Storms and other severe weather events can cause both public health and economic problems for communities and municipalities. Many severe events can result in fatalities, injuries, and property damage, and preventing such outcomes to the extent possible is a key concern.
This project involves exploring the U.S. National Oceanic and Atmospheric Administration’s (NOAA) storm database. This database tracks characteristics of major storms and weather events in the United States, including when and where they occur, as well as estimates of any fatalities, injuries, and property damage.

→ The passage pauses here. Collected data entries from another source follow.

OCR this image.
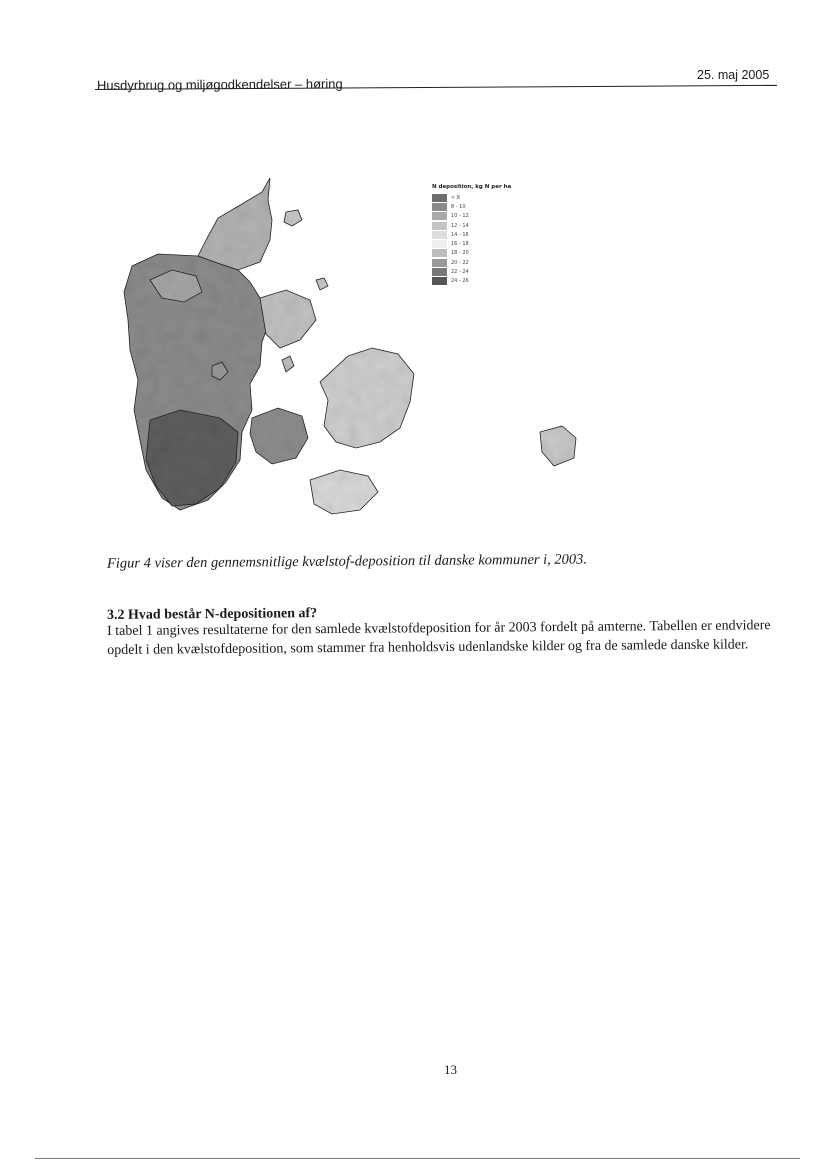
Husdyrbrug og miljøgodkendelser – høring
25. maj 2005
N deposition, kg N per ha
< 8
8 - 10
10 - 12
12 - 14
14 - 16
16 - 18
18 - 20
20 - 22
22 - 24
24 - 26
Figur 4 viser den gennemsnitlige kvælstof-deposition til danske kommuner i, 2003.
3.2 Hvad består N-depositionen af?
I tabel 1 angives resultaterne for den samlede kvælstofdeposition for år 2003 fordelt på amterne. Tabellen er endvidere opdelt i den kvælstofdeposition, som stammer fra henholdsvis udenlandske kilder og fra de samlede danske kilder.
13
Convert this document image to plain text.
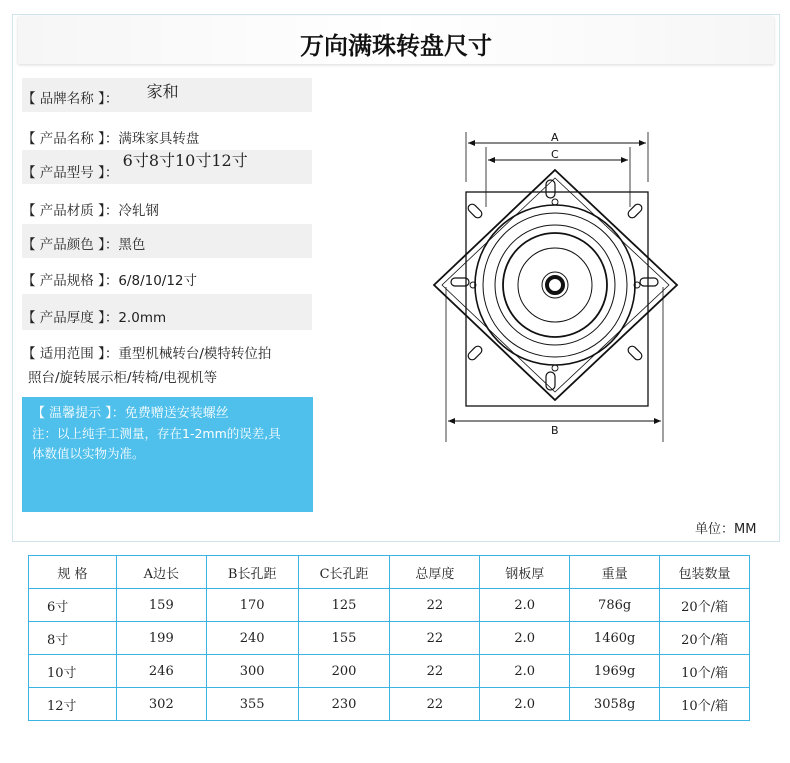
万向满珠转盘尺寸
【 品牌名称 】： 家和
【 产品名称 】：满珠家具转盘
【 产品型号 】： 6寸8寸10寸12寸
【 产品材质 】：冷轧钢
【 产品颜色 】：黑色
【 产品规格 】：6/8/10/12寸
【 产品厚度 】：2.0mm
【 适用范围 】：重型机械转台/模特转位拍
照台/旋转展示柜/转椅/电视机等
【 温馨提示 】：免费赠送安装螺丝
注：以上纯手工测量，存在1-2mm的误差,具
体数值以实物为准。
A
C
B
单位：MM
规 格	A边长	B长孔距	C长孔距	总厚度	钢板厚	重量	包装数量
6寸	159	170	125	22	2.0	786g	20个/箱
8寸	199	240	155	22	2.0	1460g	20个/箱
10寸	246	300	200	22	2.0	1969g	10个/箱
12寸	302	355	230	22	2.0	3058g	10个/箱
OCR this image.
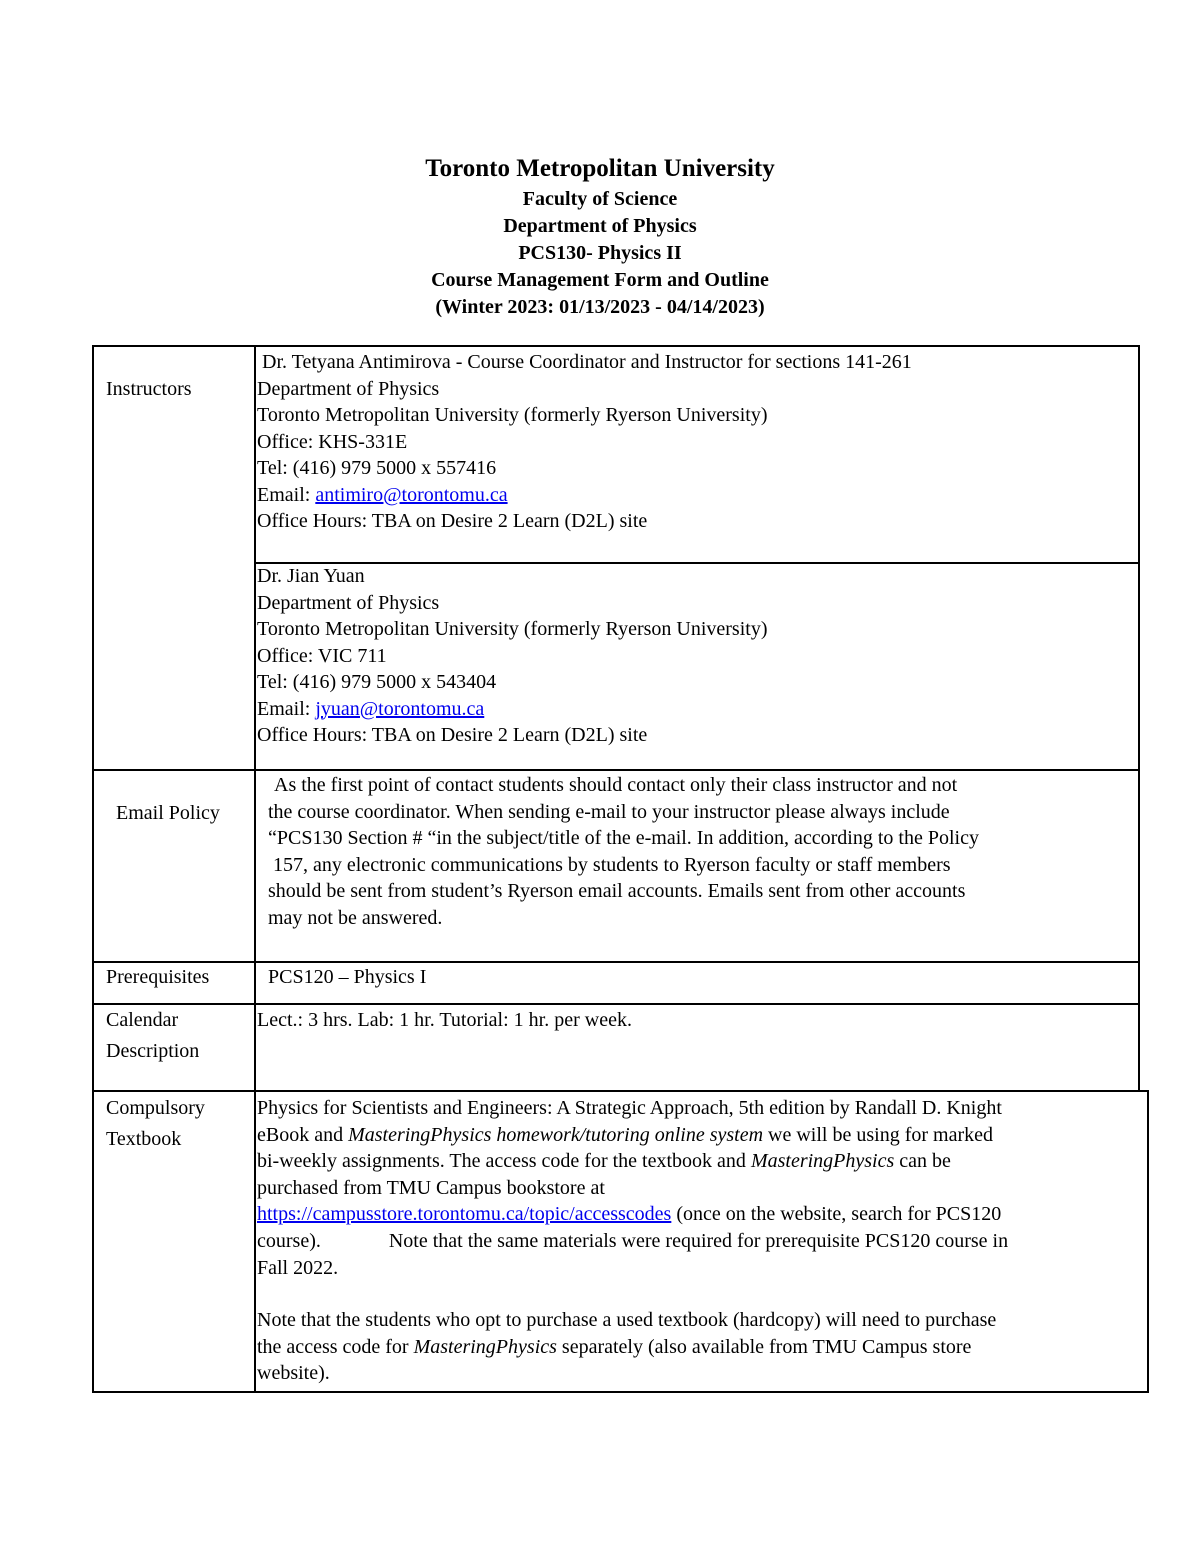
Toronto Metropolitan University
Faculty of Science
Department of Physics
PCS130- Physics II
Course Management Form and Outline
(Winter 2023: 01/13/2023 - 04/14/2023)
Instructors
Dr. Tetyana Antimirova - Course Coordinator and Instructor for sections 141-261
Department of Physics
Toronto Metropolitan University (formerly Ryerson University)
Office: KHS-331E
Tel: (416) 979 5000 x 557416
Email: antimiro@torontomu.ca
Office Hours: TBA on Desire 2 Learn (D2L) site
Dr. Jian Yuan
Department of Physics
Toronto Metropolitan University (formerly Ryerson University)
Office: VIC 711
Tel: (416) 979 5000 x 543404
Email: jyuan@torontomu.ca
Office Hours: TBA on Desire 2 Learn (D2L) site
Email Policy
As the first point of contact students should contact only their class instructor and not
the course coordinator. When sending e-mail to your instructor please always include
“PCS130 Section # “in the subject/title of the e-mail. In addition, according to the Policy
157, any electronic communications by students to Ryerson faculty or staff members
should be sent from student’s Ryerson email accounts. Emails sent from other accounts
may not be answered.
Prerequisites	PCS120 – Physics I
Calendar
Description
Lect.: 3 hrs. Lab: 1 hr. Tutorial: 1 hr. per week.
Compulsory
Textbook
Physics for Scientists and Engineers: A Strategic Approach, 5th edition by Randall D. Knight
eBook and MasteringPhysics homework/tutoring online system we will be using for marked
bi-weekly assignments. The access code for the textbook and MasteringPhysics can be
purchased from TMU Campus bookstore at
https://campusstore.torontomu.ca/topic/accesscodes (once on the website, search for PCS120
course).	Note that the same materials were required for prerequisite PCS120 course in
Fall 2022.
Note that the students who opt to purchase a used textbook (hardcopy) will need to purchase
the access code for MasteringPhysics separately (also available from TMU Campus store
website).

This report extracted the relevant information from the data and condensed it by year and event type. Two histograms were then plotted to attempt to answer two questions about the United States:
. What weather events are the most destructive to the population’s health? . What weather events are the most destructive to the economy?
The following libraries were used throughout the code.
library(ggplot2)
library(Hmisc)
## Loading required package: grid
## Loading required package: lattice
## Loading required package: survival
## Loading required package: splines
## Loading required package: Formula
##
## Attaching package: 'Hmisc'
##
## The following objects are masked from 'package:base':
##
## format.pval, round.POSIXt, trunc.POSIXt, units
library(knitr)
library(reshape2)
A zip file contatining the data was downloaded from Amazon’s cloudfront on the 22/08/2014 into a data folder in the working directory.
# check if a data folder exists; if not then create one
if (!file.exists("data")) {dir.create("data")}
# file URL and destination file
fileUrl <- "https://d396qusza40orc.cloudfront.net/repdata%2Fdata%2FStormData.csv.bz2"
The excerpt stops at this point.